Sonuç olarak, denizcilik programlarını içeren meslek yüksekokullarındaki eğitim müfredatı problemlerinin çözülmesi için tüm denizcilik paydaşlarının bir araya gelerek problemi birlikte ele alması gerekmektedir. Başta üniversite ve YÖK temsilcileri ve akademisyenleri olmak üzere denizcilik sektöründeki meslek odaları ve sivil toplum kuruluşları (DTO, KOSDER, TÜRKLİM vb.) ile Denizcilik Genel Müdürlüğü temsilcilerinin bulunacağı bir çalıştay yapılması veya komisyon oluşturulması ile denizcilik programları bazında asgari ders standartlarının belirlenmesi gerekmektedir. Bu standartlar belirlenip ülkemizde bulunan tüm denizcilik programlarını da içine alacak şekilde uygulamaya konulmalıdır. Aynı programdan mezun olan öğrencilerin sahip olduğu diploma ile birlikte alacakları asgari eğitimlerde de benzerlik sağlanmalıdır. Asgari ders standartlarının belirlenmesi tamamlandıktan sonra üniversite yönetimi kendi akademik ve teknik altyapısına göre uygun olarak sosyal alanlardan farklı dersleri müfredata ekleyebilmelidir. Bu sayede üniversitelerin kendi öğrencileri için temel asgari eğitimin yanında farklı içeriklere sahip uygulamalı veya teorik eğitimler sağlanabilecektir.

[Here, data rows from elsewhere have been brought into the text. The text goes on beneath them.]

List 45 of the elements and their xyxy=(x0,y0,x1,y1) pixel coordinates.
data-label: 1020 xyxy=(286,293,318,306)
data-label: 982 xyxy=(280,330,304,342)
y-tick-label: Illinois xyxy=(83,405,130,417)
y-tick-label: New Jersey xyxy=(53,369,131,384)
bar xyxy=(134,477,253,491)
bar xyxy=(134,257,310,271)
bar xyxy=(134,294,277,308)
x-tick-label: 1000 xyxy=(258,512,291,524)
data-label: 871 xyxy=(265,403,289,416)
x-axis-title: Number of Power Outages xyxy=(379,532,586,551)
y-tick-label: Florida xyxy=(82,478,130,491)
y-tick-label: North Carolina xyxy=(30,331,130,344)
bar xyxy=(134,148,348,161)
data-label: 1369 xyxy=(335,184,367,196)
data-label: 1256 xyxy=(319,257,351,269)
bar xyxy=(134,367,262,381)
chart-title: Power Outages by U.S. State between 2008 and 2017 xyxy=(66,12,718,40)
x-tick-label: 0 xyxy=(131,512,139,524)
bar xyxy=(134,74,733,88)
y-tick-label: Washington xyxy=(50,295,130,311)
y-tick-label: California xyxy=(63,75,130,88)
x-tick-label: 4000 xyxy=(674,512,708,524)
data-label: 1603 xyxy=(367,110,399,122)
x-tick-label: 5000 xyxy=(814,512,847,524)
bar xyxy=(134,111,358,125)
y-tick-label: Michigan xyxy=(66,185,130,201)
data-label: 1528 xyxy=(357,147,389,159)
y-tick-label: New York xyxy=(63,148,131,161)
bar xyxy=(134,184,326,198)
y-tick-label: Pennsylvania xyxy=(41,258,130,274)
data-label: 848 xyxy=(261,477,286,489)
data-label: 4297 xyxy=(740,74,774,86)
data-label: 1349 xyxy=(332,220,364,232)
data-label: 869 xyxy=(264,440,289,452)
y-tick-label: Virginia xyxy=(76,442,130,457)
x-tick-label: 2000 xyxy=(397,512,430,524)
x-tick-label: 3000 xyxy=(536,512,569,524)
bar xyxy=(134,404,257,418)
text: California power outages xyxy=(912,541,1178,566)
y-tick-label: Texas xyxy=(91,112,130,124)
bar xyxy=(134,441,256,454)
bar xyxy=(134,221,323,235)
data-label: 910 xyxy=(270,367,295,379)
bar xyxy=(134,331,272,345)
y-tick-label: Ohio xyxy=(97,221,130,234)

Ülkemizde bulunmasıyla övündüğümüz genç nüfusun eğitim ve meslek problemlerinin çözümüne milli bir mesele olarak yaklaşılmalıdır. Sahip olduğumuz bu önemli potansiyeli değerlendirmemiz gerekmektedir. Mustafa Kemal Atatürk’ün söylediği gibi "Gençliği yetiştiriniz. Onlara bilim ve kültürün olumlu fikirlerini veriniz. Geleceğin aydınlığına onlarla kavuşacaksınız.”